Descendant d’une prestigieuse dynastie de banquiers et philanthropes protestants franco-suisses, Jean-Philippe Vernes à la suite d’un tournant radical au mitan de sa vie, décide de se constituer une collection autour de la scène émergente française et internationale. Après Londres, il retrouve l’ancrage de la propriété familiale en forêt de Rambouillet dont il a gardé une parcelle pour y faire construire une demeure au milieu des bois.
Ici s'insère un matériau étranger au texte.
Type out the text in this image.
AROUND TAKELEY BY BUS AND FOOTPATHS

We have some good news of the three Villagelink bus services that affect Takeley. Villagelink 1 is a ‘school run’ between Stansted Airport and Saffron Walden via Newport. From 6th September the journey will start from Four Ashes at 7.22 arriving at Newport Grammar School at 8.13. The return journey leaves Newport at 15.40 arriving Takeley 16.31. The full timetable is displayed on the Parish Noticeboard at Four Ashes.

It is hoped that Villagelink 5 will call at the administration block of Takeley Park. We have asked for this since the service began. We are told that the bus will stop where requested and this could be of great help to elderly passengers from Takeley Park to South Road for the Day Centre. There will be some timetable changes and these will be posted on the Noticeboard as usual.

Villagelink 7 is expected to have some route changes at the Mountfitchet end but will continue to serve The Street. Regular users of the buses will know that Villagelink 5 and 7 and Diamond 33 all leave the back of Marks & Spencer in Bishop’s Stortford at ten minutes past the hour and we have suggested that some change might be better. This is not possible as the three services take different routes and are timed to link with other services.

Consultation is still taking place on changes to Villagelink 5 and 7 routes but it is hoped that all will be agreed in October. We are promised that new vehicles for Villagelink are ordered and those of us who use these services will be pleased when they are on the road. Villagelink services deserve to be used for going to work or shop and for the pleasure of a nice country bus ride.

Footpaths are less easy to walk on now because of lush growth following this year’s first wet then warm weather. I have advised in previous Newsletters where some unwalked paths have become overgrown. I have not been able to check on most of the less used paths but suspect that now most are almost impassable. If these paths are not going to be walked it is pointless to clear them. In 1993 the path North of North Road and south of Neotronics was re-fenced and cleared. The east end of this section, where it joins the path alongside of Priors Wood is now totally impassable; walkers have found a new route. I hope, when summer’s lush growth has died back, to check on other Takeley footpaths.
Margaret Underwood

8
Trophées de chasse et œuvres contemporaines y cohabitent, Jean-Philippe Vernes aimant susciter des dialogues inattendus, tandis que d’autres œuvres nourrissent son regard aux différentes heures de la journée ou sont prêtées à l’occasion d’expositions. Comme animé d’un sentiment d’urgence et de la fougue de ses 20 ans, il nous livre un portrait sans détour au-delà des normes et des faux-semblants. Un cheminement intellectuel personnel sans cesse renouvelé, où l’on croise aussi bien Henri Michaux, Ignassi Abili, Jan Voss, Marion Verboom, Benoît Maire, Neil Beloufa, Benjamin Sabatier ou Liliana Porter que le XVIIIème siècle, pour la pureté de ses formes. « Je laisse faire mon inconscient et mon instinct et ne suis le conseil de personne » précise-t-il.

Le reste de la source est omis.